Cut to early April when I spoke at the Seeds of Diversity 25th Anniversary. The event also hosted a number of seed and plant vendors, including a young farmer who raises and sells his own garlic. [Update: While cleaning my office, two months after the fact, I found the info sheet that came with the garlic. Wolf Grove Garlic, RR2, Almonte, Ontario] At the show, he was selling forced sprouted garlic that had already been hardened off (properly acclimated to the cold outdoors) and could be transplanted directly into the garden. I figured I might as well give it a try and bought eight plants in four different varieties: ‘Malpasse’, ‘Spanish Anatoli’, ‘French Red’, and a variety developed by his grandfather called, ‘Nono.’

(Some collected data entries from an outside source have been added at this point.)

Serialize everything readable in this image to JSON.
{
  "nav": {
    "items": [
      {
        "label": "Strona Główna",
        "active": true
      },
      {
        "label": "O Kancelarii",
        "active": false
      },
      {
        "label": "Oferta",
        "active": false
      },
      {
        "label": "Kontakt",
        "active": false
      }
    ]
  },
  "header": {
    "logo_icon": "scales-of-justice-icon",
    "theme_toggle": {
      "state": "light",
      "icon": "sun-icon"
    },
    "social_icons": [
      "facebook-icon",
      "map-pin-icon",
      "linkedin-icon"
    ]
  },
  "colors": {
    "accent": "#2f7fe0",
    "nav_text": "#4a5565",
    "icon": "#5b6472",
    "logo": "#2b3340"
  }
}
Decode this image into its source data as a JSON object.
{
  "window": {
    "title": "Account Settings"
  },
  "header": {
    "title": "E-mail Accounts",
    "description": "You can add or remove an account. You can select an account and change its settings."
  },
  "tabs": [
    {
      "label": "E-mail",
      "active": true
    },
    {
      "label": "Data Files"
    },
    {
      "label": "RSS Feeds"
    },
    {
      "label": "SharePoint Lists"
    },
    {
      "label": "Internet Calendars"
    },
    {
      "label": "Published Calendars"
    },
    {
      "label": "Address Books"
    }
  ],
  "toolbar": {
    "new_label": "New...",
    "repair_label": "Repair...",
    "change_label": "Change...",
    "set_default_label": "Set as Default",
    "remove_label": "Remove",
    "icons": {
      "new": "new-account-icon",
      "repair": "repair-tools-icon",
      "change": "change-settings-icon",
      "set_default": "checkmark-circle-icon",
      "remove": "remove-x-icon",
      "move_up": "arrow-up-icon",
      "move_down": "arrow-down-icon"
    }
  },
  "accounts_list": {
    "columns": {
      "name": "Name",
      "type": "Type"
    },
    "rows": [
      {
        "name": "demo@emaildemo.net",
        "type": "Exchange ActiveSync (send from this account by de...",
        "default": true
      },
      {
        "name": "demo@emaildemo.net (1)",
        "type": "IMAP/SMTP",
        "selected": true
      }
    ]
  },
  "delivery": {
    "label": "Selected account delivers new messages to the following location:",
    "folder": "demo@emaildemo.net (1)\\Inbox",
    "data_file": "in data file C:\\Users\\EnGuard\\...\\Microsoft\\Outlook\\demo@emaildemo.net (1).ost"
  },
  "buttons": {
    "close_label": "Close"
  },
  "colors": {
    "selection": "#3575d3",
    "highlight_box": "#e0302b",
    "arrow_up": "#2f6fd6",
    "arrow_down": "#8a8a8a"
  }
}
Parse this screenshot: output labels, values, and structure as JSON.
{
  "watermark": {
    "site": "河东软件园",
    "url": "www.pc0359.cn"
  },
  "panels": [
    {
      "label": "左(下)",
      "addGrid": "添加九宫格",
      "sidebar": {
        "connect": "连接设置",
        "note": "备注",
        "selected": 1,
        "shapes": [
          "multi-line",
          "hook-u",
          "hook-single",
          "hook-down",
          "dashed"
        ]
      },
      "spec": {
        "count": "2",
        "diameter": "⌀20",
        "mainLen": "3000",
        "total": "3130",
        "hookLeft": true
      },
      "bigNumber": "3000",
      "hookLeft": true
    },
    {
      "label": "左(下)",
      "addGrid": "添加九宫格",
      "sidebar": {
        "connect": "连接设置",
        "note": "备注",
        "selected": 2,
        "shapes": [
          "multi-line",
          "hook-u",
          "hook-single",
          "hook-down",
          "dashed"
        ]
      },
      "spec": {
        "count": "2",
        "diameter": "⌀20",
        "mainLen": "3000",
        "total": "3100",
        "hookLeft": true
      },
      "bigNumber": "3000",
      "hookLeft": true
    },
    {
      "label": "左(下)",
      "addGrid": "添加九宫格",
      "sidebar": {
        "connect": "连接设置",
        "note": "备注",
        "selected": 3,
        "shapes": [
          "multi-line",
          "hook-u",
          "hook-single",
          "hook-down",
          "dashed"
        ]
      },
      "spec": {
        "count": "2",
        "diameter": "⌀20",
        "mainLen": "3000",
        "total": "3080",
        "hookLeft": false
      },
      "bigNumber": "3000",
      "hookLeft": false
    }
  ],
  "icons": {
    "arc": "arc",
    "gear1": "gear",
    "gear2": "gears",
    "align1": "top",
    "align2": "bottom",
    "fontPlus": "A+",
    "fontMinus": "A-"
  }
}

This should turn out to be a fun experiment. I’ve never done this before, having always planted my garlic in the fall. I had planned to plant some cloves in the early spring, as soon as the ground could be worked, in an attempt to get some garlic this year. By this late season method, the most I could hope for were tender garlic shoots and very immature little bulbs at best. I had absolutely no expectation of raising garlic to full maturity this year. But now I do. As long as the plants transplant well, I should have mature bulbs just a little bit later than usual in late summer/fall. I probably won’t have bulbs worth transplanting in the fall of October 2009, but I will have garlic. That’s nothing to scoff at.
However, I did notice something interesting while digging holes to plant the garlic pots in. It turns out that I missed a bulb when harvesting last fall and I’ve got garlic growing after-all. Based on where it is sprouting, the variety must be ‘Music’. Unfortunately, the sprouts are all clumped together, but I’m going to leave them as-is as another experiment in what happens when garlic is accidentally left in the ground to grow on its own.